Nefes almanın aslında bir yavaş yanma olayı olduğunu gösterdi. İnsanların ve hayvanların yaşaması için gerekli olan enerjinin ciğerlerimize çektiğimiz havadaki oksijenin, vücudumuzda bulunan organik maddeleri yakması sayesinde elde edildiğini gösterdi.
Lavoisier gözlem ve deneylerinde hassasiyete o derece önem verirdi ki, çeşitli ışıkların şiddetini çıplak gözle ölçebilmek ve bir sıralama yapabilmek için 1,5 ay karanlık odada yaşadı.
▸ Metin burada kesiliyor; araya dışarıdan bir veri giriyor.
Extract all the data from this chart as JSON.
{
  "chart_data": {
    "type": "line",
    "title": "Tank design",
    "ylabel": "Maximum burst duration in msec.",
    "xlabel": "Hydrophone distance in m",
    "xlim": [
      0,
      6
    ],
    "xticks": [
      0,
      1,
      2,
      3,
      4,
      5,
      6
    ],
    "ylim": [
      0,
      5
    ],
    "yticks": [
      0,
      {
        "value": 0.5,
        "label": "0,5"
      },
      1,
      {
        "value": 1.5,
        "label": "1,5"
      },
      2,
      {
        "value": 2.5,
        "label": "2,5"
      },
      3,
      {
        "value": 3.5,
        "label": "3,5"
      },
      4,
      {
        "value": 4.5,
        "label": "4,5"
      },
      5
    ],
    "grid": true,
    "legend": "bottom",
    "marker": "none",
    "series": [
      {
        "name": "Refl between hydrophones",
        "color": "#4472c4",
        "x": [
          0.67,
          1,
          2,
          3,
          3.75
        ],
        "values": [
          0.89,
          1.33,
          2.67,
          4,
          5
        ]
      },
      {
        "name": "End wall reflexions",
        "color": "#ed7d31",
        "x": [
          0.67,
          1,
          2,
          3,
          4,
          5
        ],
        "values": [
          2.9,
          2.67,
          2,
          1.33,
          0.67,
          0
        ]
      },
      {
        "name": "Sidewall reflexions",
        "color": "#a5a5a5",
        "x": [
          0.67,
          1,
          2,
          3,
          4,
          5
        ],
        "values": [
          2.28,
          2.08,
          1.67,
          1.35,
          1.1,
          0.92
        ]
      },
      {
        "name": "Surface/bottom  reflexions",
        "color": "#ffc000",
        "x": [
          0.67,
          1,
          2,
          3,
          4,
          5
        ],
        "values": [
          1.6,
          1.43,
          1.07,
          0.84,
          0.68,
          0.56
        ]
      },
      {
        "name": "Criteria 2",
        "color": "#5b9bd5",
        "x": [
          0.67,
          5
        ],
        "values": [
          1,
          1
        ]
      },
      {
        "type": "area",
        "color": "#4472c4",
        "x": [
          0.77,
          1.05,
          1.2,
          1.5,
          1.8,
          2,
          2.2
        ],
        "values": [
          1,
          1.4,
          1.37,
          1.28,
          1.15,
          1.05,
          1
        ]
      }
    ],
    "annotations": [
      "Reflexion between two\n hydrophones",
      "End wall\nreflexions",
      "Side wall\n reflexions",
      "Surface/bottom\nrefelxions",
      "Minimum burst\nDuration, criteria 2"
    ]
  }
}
Solunum konusunda deneyler yaptığı bir sırada iftira edildi. Vergi toplamada usulsüzlük yaptığı gerekçesiyle tutuklayıp bir günde 28 kişiyle birlikte usulen yargılanarak giyotinle infaz ettiler. Savunması sırasında onun bilime yaptığı hizmetlerin dikkate alınmasını isteyenlere mahkeme başkanı yargıç Coffinhal’in söylediği şu söz tarihe geçmiştir. “Cumhuriyetin dahilere ihtiyacı yoktur.”
Havadan çektiğimiz oksijenin vücudumuza depoladığımız organik maddeleri yakmasını izah eden arkadaşıma bu hakim amcanın sarf ettiği sözler bilim tarihinde bir kara leke olarak kaldı. Bir mesele var. Şişman abiler ablalar oksijen mi çekmiyor, cimrilik edip depoladıkları gıdaların yakılmasına izin mi vermiyorlar?
Körolası hakim amca arkadaşımı giyotine göndermeseydi bu meseleyi açıklar obezite diye bir hastalık olmazdı.
Lavosier olmadığına göre bugünün kimyacıları çareyi bulmak zorunda.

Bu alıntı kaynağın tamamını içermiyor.